History also supports the view that this type of circum­vallation was a feature of early forts. Thus the Monk of St. Gall, writing in the 9th century, describes the vast Hunsring of the Avars as consisting of nine concentric ramparts.

The Book of Leinster (compiled 1150-1160) describes the dun of Aedh, King of Ireland, A.D. 624-639, as being surrounded by many ramparts.

Giraldus Cambrensis (12th century) states that the early forts of Ireland were mostly triple fossed—unde et fossata infinita, alta nimis, rotunda quoque, et pleraque triplicia.

To the south the camp is approached by a raised cause­way, the continuation of which can be traced to a lane which leads to Oxton.

To the east also a deeply sunken road leads from over the ridge of the hill to the southern extremity of the earthwork.

These trackways are, I think, sufficient evidence of the importance of the place and of its—at one time—permanent occupation.

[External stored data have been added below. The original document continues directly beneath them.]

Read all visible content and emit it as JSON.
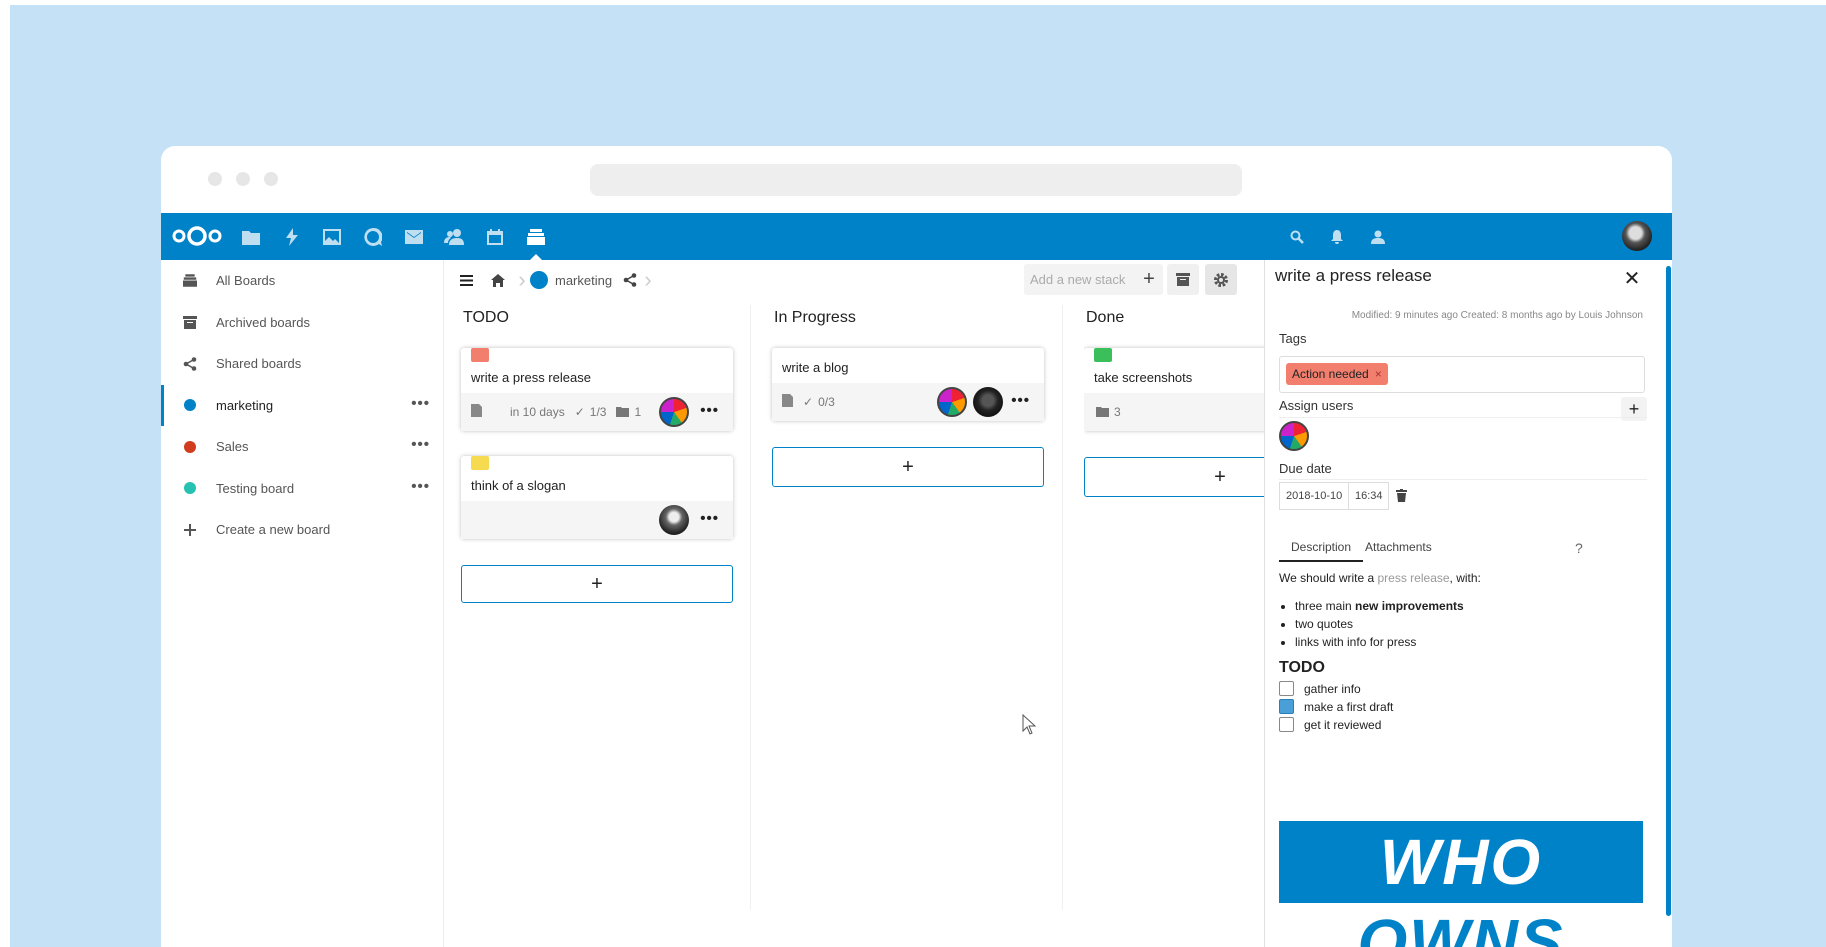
{
  "colors": {
    "brand": "#0082c9",
    "background": "#c5e1f6",
    "label_red": "#f27f6d",
    "label_yellow": "#f6da4f",
    "label_green": "#3bbf5a",
    "sales": "#d13c1e",
    "testing": "#26c2b1"
  },
  "topbar": {
    "apps": [
      "files-icon",
      "activity-icon",
      "gallery-icon",
      "talk-icon",
      "mail-icon",
      "contacts-icon",
      "calendar-icon",
      "deck-icon"
    ],
    "right": [
      "search-icon",
      "notifications-icon",
      "contacts-menu-icon",
      "user-avatar"
    ]
  },
  "sidebar": {
    "items": [
      {
        "label": "All Boards",
        "icon": "boards-icon"
      },
      {
        "label": "Archived boards",
        "icon": "archive-icon"
      },
      {
        "label": "Shared boards",
        "icon": "share-icon"
      },
      {
        "label": "marketing",
        "color": "#0082c9"
      },
      {
        "label": "Sales",
        "color": "#d13c1e"
      },
      {
        "label": "Testing board",
        "color": "#26c2b1"
      },
      {
        "label": "Create a new board",
        "icon": "plus-icon"
      }
    ],
    "menu": "•••"
  },
  "board": {
    "name": "marketing",
    "add_stack_placeholder": "Add a new stack",
    "stacks": [
      {
        "title": "TODO",
        "cards": [
          {
            "title": "write a press release",
            "label_color": "#f27f6d",
            "due": "in 10 days",
            "checklist": "1/3",
            "attachments": "1"
          },
          {
            "title": "think of a slogan",
            "label_color": "#f6da4f"
          }
        ]
      },
      {
        "title": "In Progress",
        "cards": [
          {
            "title": "write a blog",
            "checklist": "0/3"
          }
        ]
      },
      {
        "title": "Done",
        "cards": [
          {
            "title": "take screenshots",
            "label_color": "#3bbf5a",
            "attachments": "3"
          }
        ]
      }
    ],
    "add_card": "+",
    "card_menu": "•••"
  },
  "detail": {
    "title": "write a press release",
    "close": "✕",
    "modified": "Modified: 9 minutes ago Created: 8 months ago by Louis Johnson",
    "tags_label": "Tags",
    "tag": "Action needed",
    "tag_remove": "×",
    "assign_label": "Assign users",
    "add": "+",
    "due_label": "Due date",
    "due_date": "2018-10-10",
    "due_time": "16:34",
    "tabs": [
      "Description",
      "Attachments"
    ],
    "help": "?",
    "desc": {
      "intro_a": "We should write a ",
      "intro_link": "press release",
      "intro_b": ", with:",
      "bullets": [
        {
          "a": "three main ",
          "b": "new improvements"
        },
        {
          "a": "two quotes",
          "b": ""
        },
        {
          "a": "links with info for press",
          "b": ""
        }
      ],
      "heading": "TODO",
      "checklist": [
        {
          "text": "gather info",
          "checked": false
        },
        {
          "text": "make a first draft",
          "checked": true
        },
        {
          "text": "get it reviewed",
          "checked": false
        }
      ]
    },
    "image_text": [
      "WHO",
      "OWNS"
    ]
  }
}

It must, however, be noted that probably these roadways were in use long after the camp was deserted, for, as Mr. Blagg has pointed out, there is evidence of later cultivation on the hillside to the south-east.

The greater part of this camp—its southern two-thirds— has evidently been artificially raised with much labour.

Lastly it should be noted that the water supply is abundant, consisting of a small streamlet and two ponds.

The Rev. W. Laycock, whose courtesy I wish to acknow­ledge, has pointed out to me a walled well, shown on the plan.

Whether this dates from the same period as the earth­work it is impossible to say. Judging by the infrequency with which wells are found in connection with early camps, I am inclined to look upon it as a later addition.

The numerous tumuli and small camps scattered about this district suggest a comparatively dense population in early times.

No actual discoveries have been made on the site of the earthwork, but bronze finds have come to light at Combs, about a mile to the north, and somewhere in the immediate neighbourhood Major Rooke, in the 18th century, explored a late Celtic or, more probably, Anglo-Saxon barrow.

Excavation of this interesting little camp would, I feel sure, yield interesting results.